The popular messaging service Slack recently experienced a global outage which impacted millions of users, the majority of which were individuals working from home or remote learning due to the Coronavirus pandemic. The outage lasted for an extended period, potentially impacting their service level agreements (SLAs), impacts the brand while coming hot on the heels of the announcement of their $27.7 billion acquisition by Salesforce. Outages like the one Slack experienced are increasingly common in a technology focused society, so how do we avoid costly issues like this?
An outage (also known as downtime) is a period of time when a given service or system is unavailable, failing to provide and perform it's primary functionality. Completely removing the possibility of experiencing an outage is almost impossible, however there are a number of ways in which the odds of an outage can be significantly reduced. Some of the things that can be done to try and avoid an incident are:
- Horizontal Scaling
- Chaos Engineering
- Resiliency Improvements to the Software
- Improving Observability
- Improving Processes
Having a high test coverage is only part of the story when it comes to testing an application's robustness - a high unit test coverage can be deceiving as this simply proves that the software functions as expected, in isolation. Unit testing should be combined with other forms of testing including integration testing, security testing and performance testing (which should also cover various subtypes such as load testing and stress testing). Including a wider array of testing types ensures that both the functional and non-functional factors that could impact the overall system are being checked under various conditions that could occur in production.
Horizontal scaling improves the application's stability and robustness, but simply means that each component in the system can increase it's capacity by adding more instances. For example, a simple CRUD application that uses RDS in AWS might horizontally scale by adding additional MySQL RDS instances as read replicas in multiple availability zones (AZs).

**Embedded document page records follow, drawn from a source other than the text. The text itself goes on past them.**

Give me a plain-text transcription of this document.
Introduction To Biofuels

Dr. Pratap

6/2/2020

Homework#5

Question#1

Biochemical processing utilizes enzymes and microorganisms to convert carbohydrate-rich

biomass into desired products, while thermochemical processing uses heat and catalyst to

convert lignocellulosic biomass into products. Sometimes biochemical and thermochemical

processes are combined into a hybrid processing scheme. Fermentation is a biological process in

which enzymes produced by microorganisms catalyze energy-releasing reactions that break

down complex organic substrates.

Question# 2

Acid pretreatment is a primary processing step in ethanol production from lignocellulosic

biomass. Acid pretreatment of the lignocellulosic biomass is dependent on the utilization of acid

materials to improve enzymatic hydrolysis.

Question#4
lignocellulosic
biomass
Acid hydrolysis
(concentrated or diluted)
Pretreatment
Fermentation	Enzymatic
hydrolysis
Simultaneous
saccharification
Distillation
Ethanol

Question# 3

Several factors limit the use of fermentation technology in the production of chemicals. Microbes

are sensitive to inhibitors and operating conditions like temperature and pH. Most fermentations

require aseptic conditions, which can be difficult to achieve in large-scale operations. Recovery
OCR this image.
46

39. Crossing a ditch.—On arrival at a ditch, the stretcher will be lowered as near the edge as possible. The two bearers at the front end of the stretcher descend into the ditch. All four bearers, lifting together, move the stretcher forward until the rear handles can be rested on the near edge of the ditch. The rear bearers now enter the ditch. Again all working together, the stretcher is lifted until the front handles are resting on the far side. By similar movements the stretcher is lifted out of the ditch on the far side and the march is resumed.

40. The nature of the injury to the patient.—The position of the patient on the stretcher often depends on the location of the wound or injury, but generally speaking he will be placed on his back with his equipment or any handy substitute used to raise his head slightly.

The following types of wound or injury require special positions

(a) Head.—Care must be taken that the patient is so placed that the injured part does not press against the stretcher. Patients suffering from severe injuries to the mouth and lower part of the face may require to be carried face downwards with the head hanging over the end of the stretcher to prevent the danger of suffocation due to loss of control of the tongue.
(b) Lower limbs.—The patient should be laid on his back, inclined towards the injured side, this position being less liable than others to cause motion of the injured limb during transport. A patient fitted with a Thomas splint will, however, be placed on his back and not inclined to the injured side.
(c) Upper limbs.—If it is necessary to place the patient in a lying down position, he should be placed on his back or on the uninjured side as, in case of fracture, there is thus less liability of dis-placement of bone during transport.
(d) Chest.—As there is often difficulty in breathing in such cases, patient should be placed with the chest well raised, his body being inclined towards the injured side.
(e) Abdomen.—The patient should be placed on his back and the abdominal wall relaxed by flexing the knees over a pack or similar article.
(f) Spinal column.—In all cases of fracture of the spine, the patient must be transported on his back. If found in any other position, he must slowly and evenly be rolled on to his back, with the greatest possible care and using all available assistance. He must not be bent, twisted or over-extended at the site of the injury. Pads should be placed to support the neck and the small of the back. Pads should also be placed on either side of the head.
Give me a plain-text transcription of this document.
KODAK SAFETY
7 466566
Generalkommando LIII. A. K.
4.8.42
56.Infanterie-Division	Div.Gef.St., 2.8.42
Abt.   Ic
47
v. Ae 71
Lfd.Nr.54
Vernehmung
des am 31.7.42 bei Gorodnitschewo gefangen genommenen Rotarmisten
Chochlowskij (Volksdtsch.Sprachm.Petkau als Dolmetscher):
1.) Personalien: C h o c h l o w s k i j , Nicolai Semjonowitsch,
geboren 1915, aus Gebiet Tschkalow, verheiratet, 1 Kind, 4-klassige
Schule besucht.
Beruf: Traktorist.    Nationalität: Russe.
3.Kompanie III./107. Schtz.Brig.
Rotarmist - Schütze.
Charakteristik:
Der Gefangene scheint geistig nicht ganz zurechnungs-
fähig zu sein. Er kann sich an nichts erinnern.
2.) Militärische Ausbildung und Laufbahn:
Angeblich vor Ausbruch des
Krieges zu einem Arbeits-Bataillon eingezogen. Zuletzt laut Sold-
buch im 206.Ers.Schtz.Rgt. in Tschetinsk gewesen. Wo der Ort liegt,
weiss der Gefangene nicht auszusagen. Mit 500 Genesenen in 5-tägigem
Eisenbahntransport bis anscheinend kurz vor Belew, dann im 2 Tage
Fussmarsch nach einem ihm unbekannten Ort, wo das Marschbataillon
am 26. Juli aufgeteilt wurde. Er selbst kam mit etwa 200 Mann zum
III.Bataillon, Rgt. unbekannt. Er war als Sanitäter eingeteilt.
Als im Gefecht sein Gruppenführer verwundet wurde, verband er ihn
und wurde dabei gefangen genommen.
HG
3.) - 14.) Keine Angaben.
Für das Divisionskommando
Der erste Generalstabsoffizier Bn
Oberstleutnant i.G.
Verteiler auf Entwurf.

Chaos engineering is a form of resiliency testing created by Netflix when they built their Chaos Monkey application, and functions by turning off random components in their architecture to simulate outages for particular services. This aided Netflix in their migration to a cloud hosted infrastructure by allowing them to identify potential pitfalls, particularly by finding dependencies that, when removed, would have caused incidents in a production environment. Doing this regularly in a non-production environment allowed these incidents to occur in a controlled environment that does not impact customers, mitigating the potential impact to the business.
There are a number of resiliency improvements that can be made to an application in order to reduce the chances of it causing or intensifying an outage. Some simple improvements can include adding an exponential backoff retry strategy to calls to other services, building circuit breaker functionality into the system and implementing queues between services in order to provide a smoother, more consistent throughput to the service. Implementing queues also brings with it the advantage of assisting in decoupling the components from each other, meaning that each part of the system is more independent and has fewer dependencies. These strategies can also help to reduce load and enhance the fault tolerance of the application, both of which result in a higher level of resiliency.
Successful deployment of a component is only part of the story. Many deployments appear successful at first before running into issues due to use of resources such as memory, an unexpected failure that occurs irregularly or even security issues that are not at first apparent. These reasons are why observability is incredibly important as logs, metrics and traces allow you to continually monitor your system as well as notifying your technical team when a component begins to show signs of an underlying problem using alerts.
Good processes should underpin the entire engineering practice and ensure that human error is avoided or that any incidents that occur are recitified swiftly. Code reviews should be carried out to mitigate as many potential issues as possible, whereas processes like on-call policies and incident post-mortems foster a culture of continually iterating and learning from mistakes when they do occur.
While these methods do not necessarily prevent outages, they are strong foundations when it comes to reducing the odds of an incident occurring and it causing a total outage. These incidents are rare, but when they do occur they can prove costly to an organisation and preparation should be in place to minimise these costs and the chances of such an occurrence.